Sözleşme ve akreditif kesinlikle parelel olmalıdır. Her ikisinde de paranın ;
1-Malların dış ülkede yüklendiğinde kamyon (lar)üstünde yüklendiğini tevsik eden belgelerle EBK ‘nun istediği belgelerin yurt dışında akreditif açılan bankaya ibrazını mı müteakip .... gün içinde yoksa o belgelerin dış bankanın Türkiyedeki bankaya ulaşmasından .... gün içinde mi ödeneceği veya
2- Malların Türkiye hayvan ihtisas gümrük kapılarındaki işlemlerden sonra ve bunu tevsik eden belgelerin ve kurumun istediği diğer belegelerin dış bankaya tevsikinden sonra mı ödeneceği ..
Veya
3- 12.3.3. maddesindeki ‘’Faturalandırma islemi; teslim yerinde ve/veya idarenin uygun göreceği yerde yapılan tartım sonucu toplam ağırlıktan % 8 tokluk firesi düsülerek ödemeye esas canlı ağırlık tespit edilerek yapılacaktır.’’ Denildiğine göre bu aşamada mı ödemenin yapılacağı akredit ve sözleşmede yazılmalıdır. Şayet bu 12.3.3 maddesine göre faturalandırma istendiğine göre bu işlemin tamamlanmasından sonra ödemenin yapılmasını zımni olarak öngörüldüğünü biz bu sözleşmeyi okuyan olarak anlamaktayız.

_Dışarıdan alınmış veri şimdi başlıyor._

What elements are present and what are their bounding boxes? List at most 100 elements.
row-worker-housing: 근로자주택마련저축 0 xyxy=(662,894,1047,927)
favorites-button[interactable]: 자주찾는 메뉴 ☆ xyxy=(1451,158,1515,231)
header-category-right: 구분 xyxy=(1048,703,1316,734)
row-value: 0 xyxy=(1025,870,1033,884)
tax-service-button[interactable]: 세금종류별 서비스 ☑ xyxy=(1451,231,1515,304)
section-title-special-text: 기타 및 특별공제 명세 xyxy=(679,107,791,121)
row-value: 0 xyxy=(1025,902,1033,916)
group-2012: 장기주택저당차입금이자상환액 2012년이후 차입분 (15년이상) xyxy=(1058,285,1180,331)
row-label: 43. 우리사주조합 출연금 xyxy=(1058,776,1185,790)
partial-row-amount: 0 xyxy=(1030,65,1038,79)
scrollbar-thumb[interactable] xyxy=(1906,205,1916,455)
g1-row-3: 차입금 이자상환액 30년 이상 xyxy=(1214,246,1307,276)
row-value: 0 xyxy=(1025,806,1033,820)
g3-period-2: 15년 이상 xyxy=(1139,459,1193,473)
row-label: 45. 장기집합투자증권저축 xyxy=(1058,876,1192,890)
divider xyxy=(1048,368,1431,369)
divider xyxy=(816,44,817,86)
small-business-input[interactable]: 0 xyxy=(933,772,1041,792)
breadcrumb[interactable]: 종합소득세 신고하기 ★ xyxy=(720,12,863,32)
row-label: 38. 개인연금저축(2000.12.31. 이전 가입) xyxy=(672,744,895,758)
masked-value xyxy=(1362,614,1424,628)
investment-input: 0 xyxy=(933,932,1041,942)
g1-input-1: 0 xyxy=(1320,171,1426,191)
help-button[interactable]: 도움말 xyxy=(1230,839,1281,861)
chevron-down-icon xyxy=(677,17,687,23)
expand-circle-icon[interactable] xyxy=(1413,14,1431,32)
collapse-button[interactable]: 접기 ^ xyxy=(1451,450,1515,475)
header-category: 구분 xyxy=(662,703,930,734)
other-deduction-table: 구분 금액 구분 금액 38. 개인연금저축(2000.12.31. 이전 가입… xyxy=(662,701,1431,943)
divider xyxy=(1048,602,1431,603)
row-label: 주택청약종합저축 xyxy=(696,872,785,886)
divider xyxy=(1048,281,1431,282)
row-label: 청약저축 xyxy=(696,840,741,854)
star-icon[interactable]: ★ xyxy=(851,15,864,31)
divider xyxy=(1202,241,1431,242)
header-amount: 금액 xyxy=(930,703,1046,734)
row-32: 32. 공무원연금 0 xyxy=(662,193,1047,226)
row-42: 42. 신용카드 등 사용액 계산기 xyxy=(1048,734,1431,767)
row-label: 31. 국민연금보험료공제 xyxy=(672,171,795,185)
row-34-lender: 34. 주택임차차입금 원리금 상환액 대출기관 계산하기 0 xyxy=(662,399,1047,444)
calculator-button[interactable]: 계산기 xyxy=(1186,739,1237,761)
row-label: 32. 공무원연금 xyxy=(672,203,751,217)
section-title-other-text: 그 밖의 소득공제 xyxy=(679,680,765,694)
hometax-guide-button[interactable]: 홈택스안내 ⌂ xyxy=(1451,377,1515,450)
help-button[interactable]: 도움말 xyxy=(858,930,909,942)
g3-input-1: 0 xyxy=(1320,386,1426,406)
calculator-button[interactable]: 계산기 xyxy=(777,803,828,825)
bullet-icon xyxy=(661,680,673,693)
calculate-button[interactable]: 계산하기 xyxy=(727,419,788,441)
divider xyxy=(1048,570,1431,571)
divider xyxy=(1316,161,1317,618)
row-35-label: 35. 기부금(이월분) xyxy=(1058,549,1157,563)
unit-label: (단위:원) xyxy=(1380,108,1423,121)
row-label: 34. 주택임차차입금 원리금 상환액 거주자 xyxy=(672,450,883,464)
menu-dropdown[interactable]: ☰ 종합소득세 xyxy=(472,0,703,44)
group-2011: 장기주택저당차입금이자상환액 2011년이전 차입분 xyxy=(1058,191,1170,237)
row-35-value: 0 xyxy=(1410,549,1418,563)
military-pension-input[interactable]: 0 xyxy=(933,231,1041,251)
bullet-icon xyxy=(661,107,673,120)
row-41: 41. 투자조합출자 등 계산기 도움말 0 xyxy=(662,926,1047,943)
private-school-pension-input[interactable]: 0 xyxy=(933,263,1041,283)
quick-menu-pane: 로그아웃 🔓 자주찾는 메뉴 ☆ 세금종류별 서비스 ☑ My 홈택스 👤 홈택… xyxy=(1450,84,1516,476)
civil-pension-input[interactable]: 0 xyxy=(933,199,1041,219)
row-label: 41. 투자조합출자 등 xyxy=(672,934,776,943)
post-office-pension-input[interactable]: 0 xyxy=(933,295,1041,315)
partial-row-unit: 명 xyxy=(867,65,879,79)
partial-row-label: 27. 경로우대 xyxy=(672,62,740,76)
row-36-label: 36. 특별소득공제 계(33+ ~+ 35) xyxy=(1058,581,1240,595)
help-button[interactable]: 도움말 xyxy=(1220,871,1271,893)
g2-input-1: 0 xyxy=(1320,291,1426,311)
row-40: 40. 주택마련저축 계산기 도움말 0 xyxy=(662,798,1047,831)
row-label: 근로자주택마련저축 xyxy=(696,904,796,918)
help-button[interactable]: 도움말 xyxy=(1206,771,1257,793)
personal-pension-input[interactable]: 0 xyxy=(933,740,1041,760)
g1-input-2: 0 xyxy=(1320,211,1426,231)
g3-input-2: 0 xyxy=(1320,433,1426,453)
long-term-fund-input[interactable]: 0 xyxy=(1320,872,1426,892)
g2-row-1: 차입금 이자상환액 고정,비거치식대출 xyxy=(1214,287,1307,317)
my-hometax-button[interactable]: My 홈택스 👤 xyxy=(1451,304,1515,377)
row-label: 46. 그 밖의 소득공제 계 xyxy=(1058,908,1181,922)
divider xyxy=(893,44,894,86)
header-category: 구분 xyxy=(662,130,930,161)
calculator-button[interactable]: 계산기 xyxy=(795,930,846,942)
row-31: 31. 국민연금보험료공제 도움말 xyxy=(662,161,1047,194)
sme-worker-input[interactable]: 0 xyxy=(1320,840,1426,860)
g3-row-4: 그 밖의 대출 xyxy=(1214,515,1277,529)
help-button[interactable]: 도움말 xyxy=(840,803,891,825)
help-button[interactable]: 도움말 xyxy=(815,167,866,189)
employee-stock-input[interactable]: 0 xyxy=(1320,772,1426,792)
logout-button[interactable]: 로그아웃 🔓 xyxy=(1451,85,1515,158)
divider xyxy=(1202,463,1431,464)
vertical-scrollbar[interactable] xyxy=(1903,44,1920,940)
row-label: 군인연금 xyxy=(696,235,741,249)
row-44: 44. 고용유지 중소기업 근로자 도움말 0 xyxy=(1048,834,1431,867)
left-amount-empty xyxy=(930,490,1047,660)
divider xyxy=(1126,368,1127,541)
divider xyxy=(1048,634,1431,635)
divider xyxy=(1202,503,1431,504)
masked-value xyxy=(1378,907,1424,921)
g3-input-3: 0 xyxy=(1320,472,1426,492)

Şayet EBK sözleşmenin bu maddesinde faturalamayı öngörmekte ise ,akreditifte bu faturalama maddesinden önce bir zamanda ödeme şartını akreditfife koyarsa sözleşmeye aykırı ama firma lehine bir ödemeyi akreditife koymuş ve erken ödeme yapmış olacaktır. Bu erken ödemeden doğan sorumluluk ve kurum zararı , akreditif emrini Türkiye’deki bankaya veren yetkililerin olacaktır.
Sonuç olarak sözleşme eksik ve muğlaktır. Bu eksiklik ve muğlaklığın tenkit ettiğimiz hususlar doğrultusunda yeniden hazırlanarak sözleşme ve açılacak akreditif şartları parelellik arz etmelidir.
Sözleşmede paranın hangi safhada ödeneceği açıkça yazılmamışken paranın malların ülkemizde teslim alınmasından önce ödenmesi akreditif metnine konulduğunda çok sıkıntı doğacaktır. Bu sıkıntı doğrudan EBK’nun akreditif emrini bankaya veren yetkiliyi mali sorumluluk altına alacaktır.
Sözleşme metni yukarıda işaret ettiğimiz doğrultuda değiştirilmeli, değiştirilmiş sözleşme metnine göre akreditif emri verilmelidir.
Bu yazımızı kamuoyunda paylaştığımızı bildirir gereken düzeltmenin yapılacağını ümit etmekteyiz.